Pfizer said Thursday that the Covid-19 vaccine blocked 94% of asymptomatic infections in an Israeli study. Albert Bourla, CEO, calls it extremely important.
The study, which measured the results two weeks after the second dose, also found that the vaccine was at least 97% effective against symptomatic cases of Covid, hospitalizations and deaths, according to Pfizer, which developed the survey with BioNTech.
The analysis used data collected between 17 January and 6 March, when Pfizer’s vaccine was the only available shot in the country and when the more transmissible B.1.1.7 variant from the UK was the dominant strain.
“This is extremely important … for society,” Bourla said in an interview with OilGasJobz’s “Squawk Box.” “The asymptomatic carriers and patients are the ones who spread the disease mainly. We expected something good in terms of symptomatic,” he said, adding that the company does not expect such a “high number” against asymptomatic cases.
An asymptomatic person is someone who has Covid-19 but has no symptoms and never develops it. It is not the same as a pre-symptomatic patient who later develops symptoms. It is estimated that at least 50% of the transmission occurred from people who did not have symptoms, according to a study in JAMA published in January.
The Israeli study means that the Pfizer vaccine can significantly reduce transmission.

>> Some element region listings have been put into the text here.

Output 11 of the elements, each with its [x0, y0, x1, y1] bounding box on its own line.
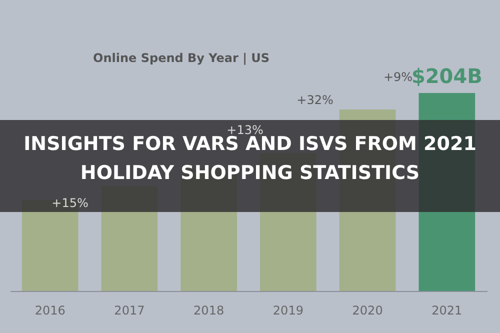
x-tick-label: 2017 [114, 304, 145, 318]
x-tick-label: 2019 [272, 304, 304, 318]
annotation: +32% [296, 93, 334, 107]
x-tick-label: 2021 [432, 304, 462, 318]
text: +9% [383, 70, 413, 84]
x-tick-label: 2020 [352, 304, 383, 318]
x-tick-label: 2018 [194, 304, 224, 318]
x-tick-label: 2016 [34, 304, 66, 318]
chart-subtitle: Online Spend By Year | US [93, 51, 270, 65]
annotation: +15% [52, 196, 88, 210]
data-label: $204B [411, 64, 482, 88]
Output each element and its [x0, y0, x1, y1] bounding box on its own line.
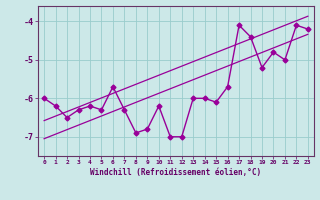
X-axis label: Windchill (Refroidissement éolien,°C): Windchill (Refroidissement éolien,°C) — [91, 168, 261, 177]
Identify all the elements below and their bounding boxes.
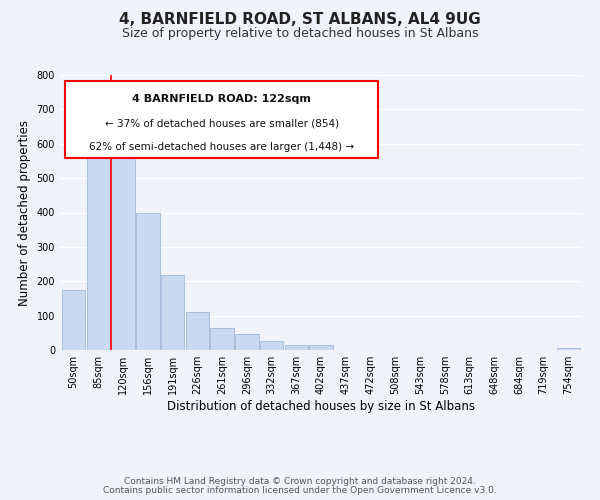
Bar [557, 348, 580, 350]
Bar [235, 334, 259, 350]
Bar [210, 328, 234, 350]
Bar [284, 345, 308, 350]
Text: Size of property relative to detached houses in St Albans: Size of property relative to detached ho… [122, 28, 478, 40]
Text: ← 37% of detached houses are smaller (854): ← 37% of detached houses are smaller (85… [105, 118, 339, 128]
Y-axis label: Number of detached properties: Number of detached properties [18, 120, 31, 306]
Bar [309, 345, 333, 350]
Text: 4, BARNFIELD ROAD, ST ALBANS, AL4 9UG: 4, BARNFIELD ROAD, ST ALBANS, AL4 9UG [119, 12, 481, 28]
Text: 4 BARNFIELD ROAD: 122sqm: 4 BARNFIELD ROAD: 122sqm [133, 94, 311, 104]
Text: 62% of semi-detached houses are larger (1,448) →: 62% of semi-detached houses are larger (… [89, 142, 355, 152]
X-axis label: Distribution of detached houses by size in St Albans: Distribution of detached houses by size … [167, 400, 475, 413]
FancyBboxPatch shape [65, 80, 379, 158]
Bar [86, 123, 110, 350]
Bar [185, 312, 209, 350]
Bar [260, 342, 283, 350]
Text: Contains public sector information licensed under the Open Government Licence v3: Contains public sector information licen… [103, 486, 497, 495]
Bar [136, 212, 160, 350]
Text: Contains HM Land Registry data © Crown copyright and database right 2024.: Contains HM Land Registry data © Crown c… [124, 477, 476, 486]
Bar [112, 142, 135, 350]
Bar [62, 290, 85, 350]
Bar [161, 275, 184, 350]
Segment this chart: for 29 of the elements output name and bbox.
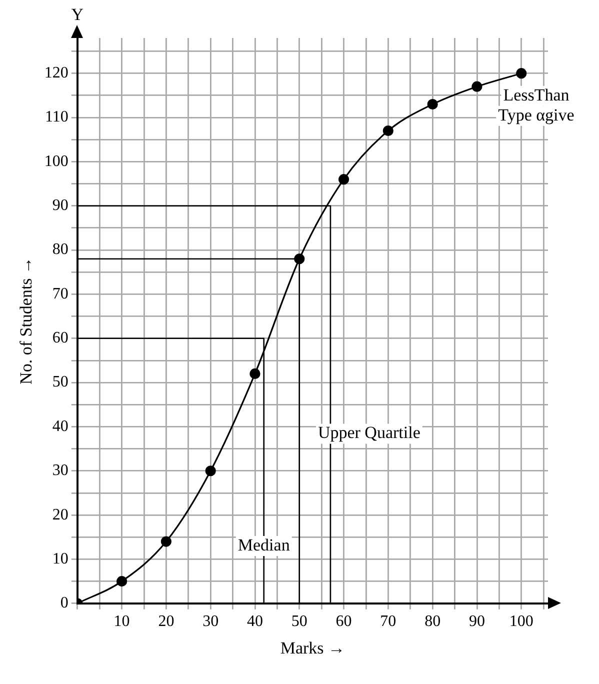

“This clearly demonstrates the power of the COVID-19 vaccine to combat this virus and encourages us to continue our vaccination campaign even more intensively,” Yeheskel Levy, director of the Israeli Ministry of Health, said in a press release. said. We strive to bring about even higher surveys among people of all ages, which gives us hope to regain normal economic and social functions in the not so distant future. ‘
Israel launched its national vaccination campaign in December to prioritize people aged 60 and over, health workers and people with poor conditions. By February, it was the world leader in vaccinations and millions of residents had been vaccinated against the virus.
In January, Pfizer and the Israeli Ministry of Health entered into a cooperation agreement to monitor the impact of the vaccine on the real world.
Bourla also said on Thursday that the company was assessing the impact that a booster dose could have on the virus, especially the B.1.351 strain in South Africa, which according to him ‘looks like the most difficult one’.
“We have very good protection already with two doses,” he said.